1. FONDASI ONTOLOGI 

 Ontologi berasal dari gabungan dua kata dalam bahasa Yunani yaitu "ontos" yang berarti being atau wujud, dan "logos" yang artinya logic atau ilmu. Seringkali ontologi diartikan sebagai "teori tentang keberadaan sebagai keberadaan" (The theory of being qua being) atau hakikat tentang keberadaan yang ada atau yang mungkin ada. 

Persoalan tentang ontologi merupakan kajian filsafat ilmu yang pertama, dan sering disebut dengan proto-filsafat dan identik dengan metafisika. 

 Menurut The Liang Gie, ontologi adalah bagian dari filsafat dasar yang menyingkap makna eksistensi yang pembahasannya meliputi persoalan-persoalan: apa artinya ada dan hal yang ada?; apa kelompok-kelompok dari sesuatu yang ada?; apa sifat dasar realitas dan hal yang ada?; apakah cara-cara yang berbeda dalam entitas dari kriteria logis yang berlainan(misalnya objek-objek fisis, pengertian universal, abstraksi, dan bilangan) bisa disebut ada?. 

 Dalam Ensiklopedi Britannica menjelaskan jika ontologi merupakan teori atau studi tentang wujud/being (sesuatu yang ada) seperti karakteristik dasar dari seluruh realitas. Ibid. Secara umum, ontologi mempelajari hakikat sesuatu. Hakikat ialah realitas, realiltas ialah kenyataan yang sebenarnya, jadi hakikat adalah kenyataan atau keadaan yang sebenarnya. 

 -Ontologi Ilmu dalam Perspektif Islam 

 Secara ontologis, filsafat telah mengarahkan manusia hingga sampai pada kesimpulan tentang adanya sebab pertama atau biasa disebut causa prime dari adanya segala sesuatu. Namun tanpa jawaban pasti apa yang disebut dengan causa prime tersebut, berbanding terbalik dengan islam yang secara tegas menyatakan jika Allah adalah causa prime tersebut. Sehingga kajian ontologi dalam pendidikan islam tidak dapat dipisahkan dari Allah yang merupakan causa prime dan hakikat pendidikan harus mengacu pada wahyu Tuhan.

 Dalam buku Membumikan al-Qur’an, M. Quraish Shihab menyatakan bahwa "ada realitas lain yang tidak dapat dijangkau oleh panca indra, sehingga terhadapnya tidak dapat dilakukan observasi atau eksperimen". 

Hal ini selaras dengan firman Allah swt.
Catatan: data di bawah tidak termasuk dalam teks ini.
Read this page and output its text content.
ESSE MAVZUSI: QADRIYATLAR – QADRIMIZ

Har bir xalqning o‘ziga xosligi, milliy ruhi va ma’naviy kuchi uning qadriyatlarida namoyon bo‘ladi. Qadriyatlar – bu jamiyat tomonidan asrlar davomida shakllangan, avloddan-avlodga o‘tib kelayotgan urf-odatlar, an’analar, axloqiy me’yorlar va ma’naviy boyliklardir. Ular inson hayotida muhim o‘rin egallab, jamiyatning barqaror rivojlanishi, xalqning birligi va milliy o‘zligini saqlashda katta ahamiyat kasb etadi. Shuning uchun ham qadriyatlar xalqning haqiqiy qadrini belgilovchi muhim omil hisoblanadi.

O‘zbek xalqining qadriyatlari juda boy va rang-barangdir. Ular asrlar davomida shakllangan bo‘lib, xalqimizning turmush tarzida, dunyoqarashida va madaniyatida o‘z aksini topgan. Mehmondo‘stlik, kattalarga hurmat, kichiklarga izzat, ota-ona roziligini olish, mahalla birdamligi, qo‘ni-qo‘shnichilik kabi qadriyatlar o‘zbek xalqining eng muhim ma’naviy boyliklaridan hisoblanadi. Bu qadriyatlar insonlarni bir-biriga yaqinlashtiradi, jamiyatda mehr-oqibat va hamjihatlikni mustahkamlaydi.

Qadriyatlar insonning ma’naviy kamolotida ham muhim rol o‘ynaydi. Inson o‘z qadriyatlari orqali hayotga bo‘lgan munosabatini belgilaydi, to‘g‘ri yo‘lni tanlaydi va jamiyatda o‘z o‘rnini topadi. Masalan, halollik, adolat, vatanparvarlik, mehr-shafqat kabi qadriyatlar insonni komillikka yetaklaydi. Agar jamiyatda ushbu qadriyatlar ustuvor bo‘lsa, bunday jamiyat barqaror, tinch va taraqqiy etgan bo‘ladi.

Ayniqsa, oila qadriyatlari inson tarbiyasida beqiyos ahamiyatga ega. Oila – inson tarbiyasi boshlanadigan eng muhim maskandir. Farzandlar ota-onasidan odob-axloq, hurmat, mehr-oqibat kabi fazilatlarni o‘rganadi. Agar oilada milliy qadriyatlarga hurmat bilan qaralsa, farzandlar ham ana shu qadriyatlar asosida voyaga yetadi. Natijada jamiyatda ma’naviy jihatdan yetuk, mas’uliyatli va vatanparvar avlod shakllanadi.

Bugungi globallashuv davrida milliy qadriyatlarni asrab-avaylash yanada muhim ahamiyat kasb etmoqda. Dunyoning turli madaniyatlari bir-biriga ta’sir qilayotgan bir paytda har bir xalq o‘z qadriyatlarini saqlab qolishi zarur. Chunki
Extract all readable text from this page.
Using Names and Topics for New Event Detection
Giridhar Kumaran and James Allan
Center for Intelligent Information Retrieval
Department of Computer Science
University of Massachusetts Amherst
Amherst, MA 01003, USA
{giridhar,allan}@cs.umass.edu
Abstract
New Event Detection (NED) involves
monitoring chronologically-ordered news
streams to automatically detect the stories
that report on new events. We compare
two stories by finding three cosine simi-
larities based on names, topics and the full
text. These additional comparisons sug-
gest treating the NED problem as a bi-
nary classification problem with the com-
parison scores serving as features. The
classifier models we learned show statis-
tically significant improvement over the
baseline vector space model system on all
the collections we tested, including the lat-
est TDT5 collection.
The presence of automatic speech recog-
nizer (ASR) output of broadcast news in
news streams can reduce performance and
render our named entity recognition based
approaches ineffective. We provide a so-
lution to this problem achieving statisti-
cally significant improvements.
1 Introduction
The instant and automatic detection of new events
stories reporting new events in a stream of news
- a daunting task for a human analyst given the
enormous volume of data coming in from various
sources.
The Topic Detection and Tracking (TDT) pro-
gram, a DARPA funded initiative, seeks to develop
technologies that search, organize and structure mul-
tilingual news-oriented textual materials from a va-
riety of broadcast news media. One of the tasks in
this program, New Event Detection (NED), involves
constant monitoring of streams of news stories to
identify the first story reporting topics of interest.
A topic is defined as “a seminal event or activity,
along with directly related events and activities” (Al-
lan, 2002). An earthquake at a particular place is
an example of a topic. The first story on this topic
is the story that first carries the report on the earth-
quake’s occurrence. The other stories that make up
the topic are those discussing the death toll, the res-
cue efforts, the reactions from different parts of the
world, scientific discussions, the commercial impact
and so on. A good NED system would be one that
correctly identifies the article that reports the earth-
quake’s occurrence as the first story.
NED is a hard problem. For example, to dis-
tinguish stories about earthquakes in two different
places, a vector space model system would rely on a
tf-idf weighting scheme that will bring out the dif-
Q.S. al-Haqqah [69]: 38-39, yang artinya, “Maka, aku bersumpah dengan apa-apa yang kamu lihat, dan dengan apa yang tidak kamu lihat.” “Apa-apa” tersebut "bisa jadi" tidak ada dalam dunia empiris, namun sebenarnya ada dan merupakan suatu yang real.  

Menurut Mulla Sadra, wujud Allah adalah tak terbatas, dalam konteks ini "mustahil dapat dikenal, dibayangkan dalam pikiran, dan dibuktikan dengan selain-Nya". Konsep wujud yang seperti ini lah yang terdapat dalam filsafat al-Hikmah al-Muta‘aliyah. Ibid. Manusia diciptakan oleh Allah sebagai mahluk paling sempurna dan sebaik-baiknya ciptaan. Ada akal yang membedakan manusia dengan hewan, tumbuhan, batu, dan lainnya. Dengan akal, manusia mampu berpikir kritis dan membawa dunia ke peradaban yang lebih maju dengan adanya teknologi dan sains yang ditemukan. Teknologi dan sains adalah bagian dari ilmu pengetahuan. 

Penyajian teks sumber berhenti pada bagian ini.